A mass coral spawning has begun at Australia’s Great Barrier Reef, with early indications that the annual event could be among the biggest in recent years, local marine biologists said on Sunday (November 17).
Buffeted by climate change-induced rising sea temperatures and coral bleaching, the world’s largest reef system goes into a frenzy once a year with a mass release of coral eggs and sperm that is synchronised to increase the chances of fertilisation.
Marine biologist Pablo Cogollos, from Cairns-based tour operator Sunlover Reef Cruises, said that the first night of the 2019 spawning was notably “prolific” in a positive sign for the under-threat ecosystem.
“There was three times the volume of eggs and sperm compared to last year, when the soft corals spawned four nights after the full moon and it was deemed to be the best coral spawn in five years,” he said.
The natural wonder, which has been likened to underwater fireworks or a snowstorm, occurs just once a year in specific conditions: after a full moon when water temperatures are around 27 to 28 Celsius.

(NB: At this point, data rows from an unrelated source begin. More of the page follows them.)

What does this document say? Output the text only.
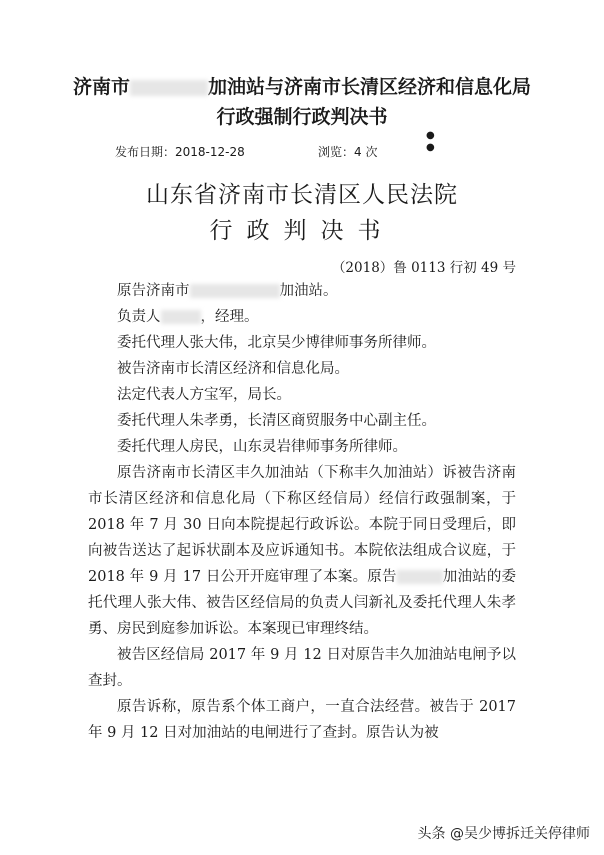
济南市	加油站与济南市长清区经济和信息化局行政强制行政判决书
发布日期：2018-12-28	浏览：4 次
●
●
山东省济南市长清区人民法院
行政判决书
（2018）鲁 0113 行初 49 号

原告济南市	加油站。

负责人	，经理。

委托代理人张大伟，北京吴少博律师事务所律师。

被告济南市长清区经济和信息化局。

法定代表人方宝军，局长。

委托代理人朱孝勇，长清区商贸服务中心副主任。

委托代理人房民，山东灵岩律师事务所律师。

原告济南市长清区丰久加油站（下称丰久加油站）诉被告济南市长清区经济和信息化局（下称区经信局）经信行政强制案，于 2018 年 7 月 30 日向本院提起行政诉讼。本院于同日受理后，即向被告送达了起诉状副本及应诉通知书。本院依法组成合议庭，于 2018 年 9 月 17 日公开开庭审理了本案。原告	加油站的委托代理人张大伟、被告区经信局的负责人闫新礼及委托代理人朱孝勇、房民到庭参加诉讼。本案现已审理终结。

被告区经信局 2017 年 9 月 12 日对原告丰久加油站电闸予以查封。

原告诉称，原告系个体工商户，一直合法经营。被告于 2017 年 9 月 12 日对加油站的电闸进行了查封。原告认为被

头条 @吴少博拆迁关停律师
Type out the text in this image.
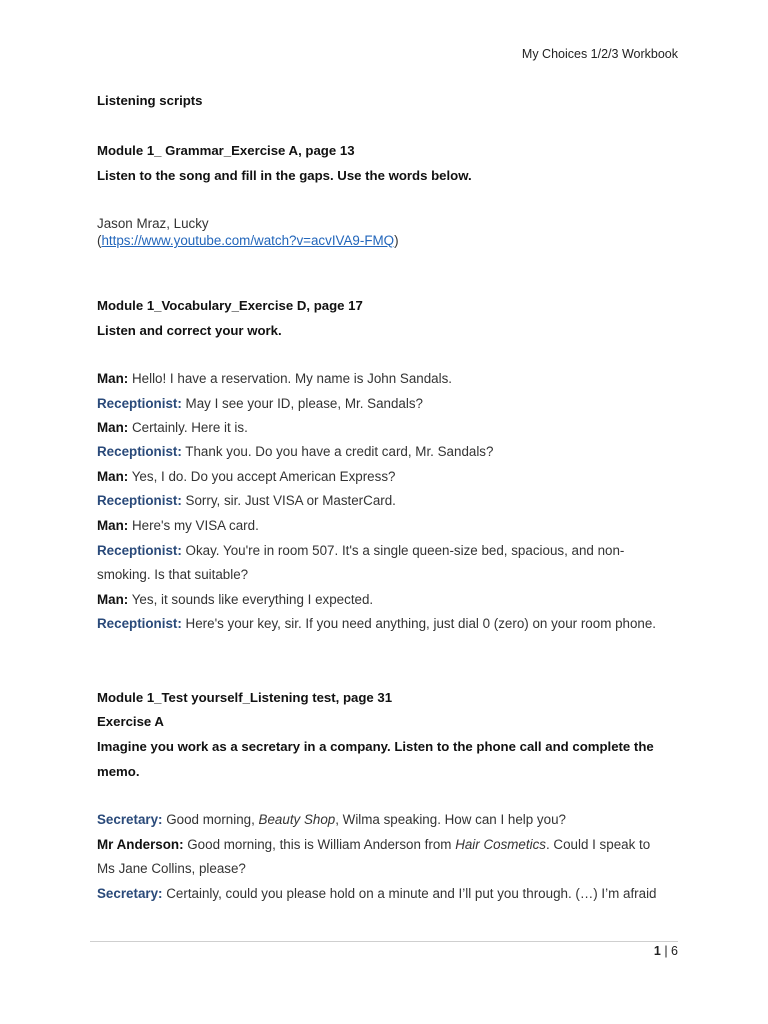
My Choices 1/2/3 Workbook
Listening scripts
Module 1_ Grammar_Exercise A, page 13
Listen to the song and fill in the gaps. Use the words below.
Jason Mraz, Lucky
(https://www.youtube.com/watch?v=acvIVA9-FMQ)
Module 1_Vocabulary_Exercise D, page 17
Listen and correct your work.
Man: Hello! I have a reservation. My name is John Sandals.
Receptionist: May I see your ID, please, Mr. Sandals?
Man: Certainly. Here it is.
Receptionist: Thank you. Do you have a credit card, Mr. Sandals?
Man: Yes, I do. Do you accept American Express?
Receptionist: Sorry, sir. Just VISA or MasterCard.
Man: Here's my VISA card.
Receptionist: Okay. You're in room 507. It's a single queen-size bed, spacious, and non-
smoking. Is that suitable?
Man: Yes, it sounds like everything I expected.
Receptionist: Here's your key, sir. If you need anything, just dial 0 (zero) on your room phone.
Module 1_Test yourself_Listening test, page 31
Exercise A
Imagine you work as a secretary in a company. Listen to the phone call and complete the
memo.
Secretary: Good morning, Beauty Shop, Wilma speaking. How can I help you?
Mr Anderson: Good morning, this is William Anderson from Hair Cosmetics. Could I speak to
Ms Jane Collins, please?
Secretary: Certainly, could you please hold on a minute and I’ll put you through. (…) I’m afraid
1 | 6
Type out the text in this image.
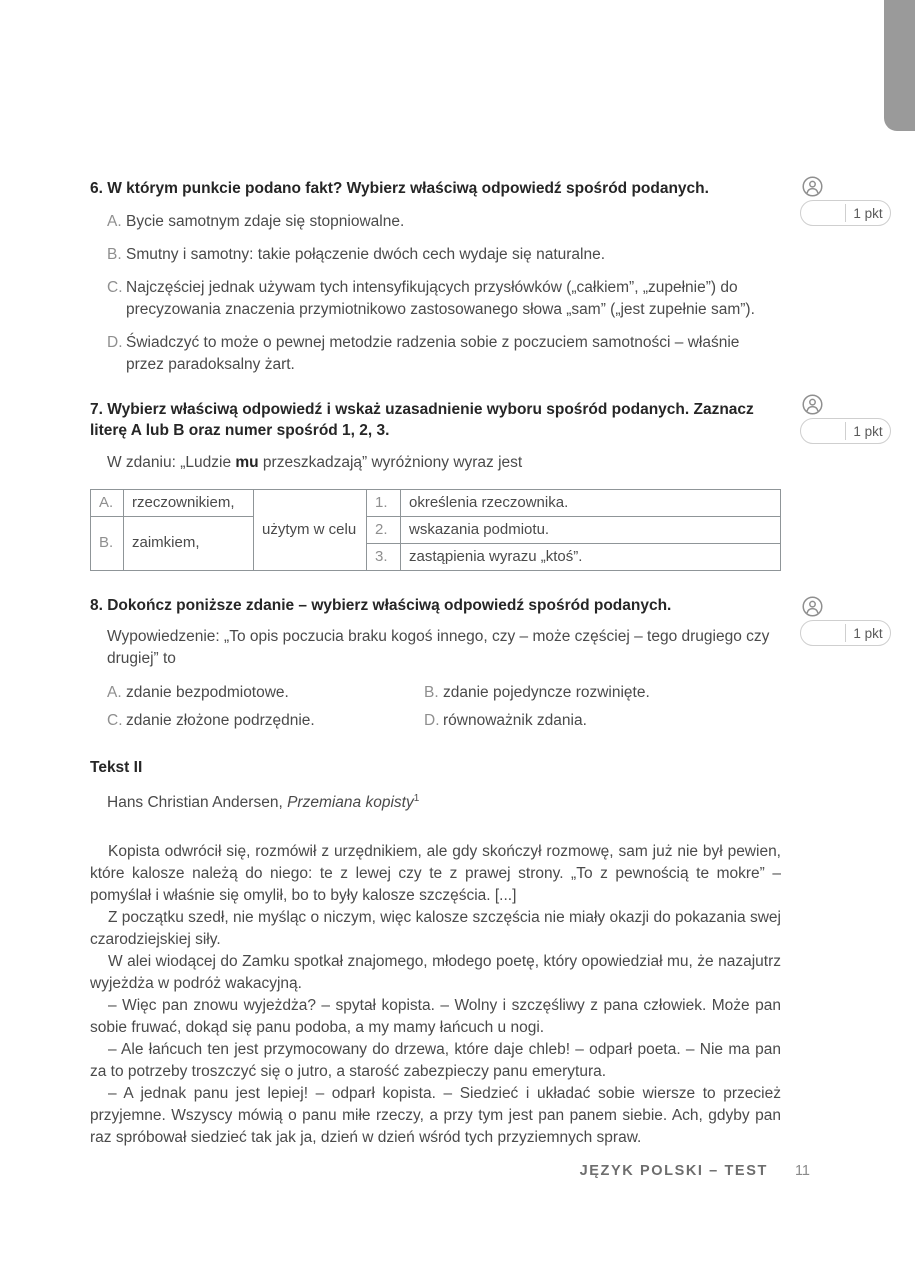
6. W którym punkcie podano fakt? Wybierz właściwą odpowiedź spośród podanych.
A. Bycie samotnym zdaje się stopniowalne.
B. Smutny i samotny: takie połączenie dwóch cech wydaje się naturalne.
C. Najczęściej jednak używam tych intensyfikujących przysłówków („całkiem”, „zupełnie”) do precyzowania znaczenia przymiotnikowo zastosowanego słowa „sam” („jest zupełnie sam”).
D. Świadczyć to może o pewnej metodzie radzenia sobie z poczuciem samotności – właśnie przez paradoksalny żart.
7. Wybierz właściwą odpowiedź i wskaż uzasadnienie wyboru spośród podanych. Zaznacz literę A lub B oraz numer spośród 1, 2, 3.
W zdaniu: „Ludzie mu przeszkadzają” wyróżniony wyraz jest
A.	rzeczownikiem,	użytym w celu	1.	określenia rzeczownika.
B.	zaimkiem,		2.	wskazania podmiotu.
			3.	zastąpienia wyrazu „ktoś”.
8. Dokończ poniższe zdanie – wybierz właściwą odpowiedź spośród podanych.
Wypowiedzenie: „To opis poczucia braku kogoś innego, czy – może częściej – tego drugiego czy drugiej” to
A. zdanie bezpodmiotowe.	B. zdanie pojedyncze rozwinięte.
C. zdanie złożone podrzędnie.	D. równoważnik zdania.
Tekst II
Hans Christian Andersen, Przemiana kopisty$^1$

Kopista odwrócił się, rozmówił z urzędnikiem, ale gdy skończył rozmowę, sam już nie był pewien, które kalosze należą do niego: te z lewej czy te z prawej strony. „To z pewnością te mokre” – pomyślał i właśnie się omylił, bo to były kalosze szczęścia. [...]

Z początku szedł, nie myśląc o niczym, więc kalosze szczęścia nie miały okazji do pokazania swej czarodziejskiej siły.

W alei wiodącej do Zamku spotkał znajomego, młodego poetę, który opowiedział mu, że nazajutrz wyjeżdża w podróż wakacyjną.

– Więc pan znowu wyjeżdża? – spytał kopista. – Wolny i szczęśliwy z pana człowiek. Może pan sobie fruwać, dokąd się panu podoba, a my mamy łańcuch u nogi.

– Ale łańcuch ten jest przymocowany do drzewa, które daje chleb! – odparł poeta. – Nie ma pan za to potrzeby troszczyć się o jutro, a starość zabezpieczy panu emerytura.

– A jednak panu jest lepiej! – odparł kopista. – Siedzieć i układać sobie wiersze to przecież przyjemne. Wszyscy mówią o panu miłe rzeczy, a przy tym jest pan panem siebie. Ach, gdyby pan raz spróbował siedzieć tak jak ja, dzień w dzień wśród tych przyziemnych spraw.

1 pkt
1 pkt
1 pkt
JĘZYK POLSKI – TEST 11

Soft corals are the first to release, followed by hard corals, in a process that typically spans between 48 and 72 hours.
Coral along large swathes of the 2,300-kilometre (1,400-mile) reef have been killed by rising sea temperatures linked to climate change, leaving behind skeletal remains in a process known as coral bleaching.
The northern reaches of the reef suffered an unprecedented two successive years of severe bleaching in 2016 and 2017, raising fears that it may have suffered irreparable damage.
Scientists last year launched a project to harvest coral eggs and sperm during the spawning, from which they plan to grow coral larvae and use it to regenerate badly damaged areas of the reef.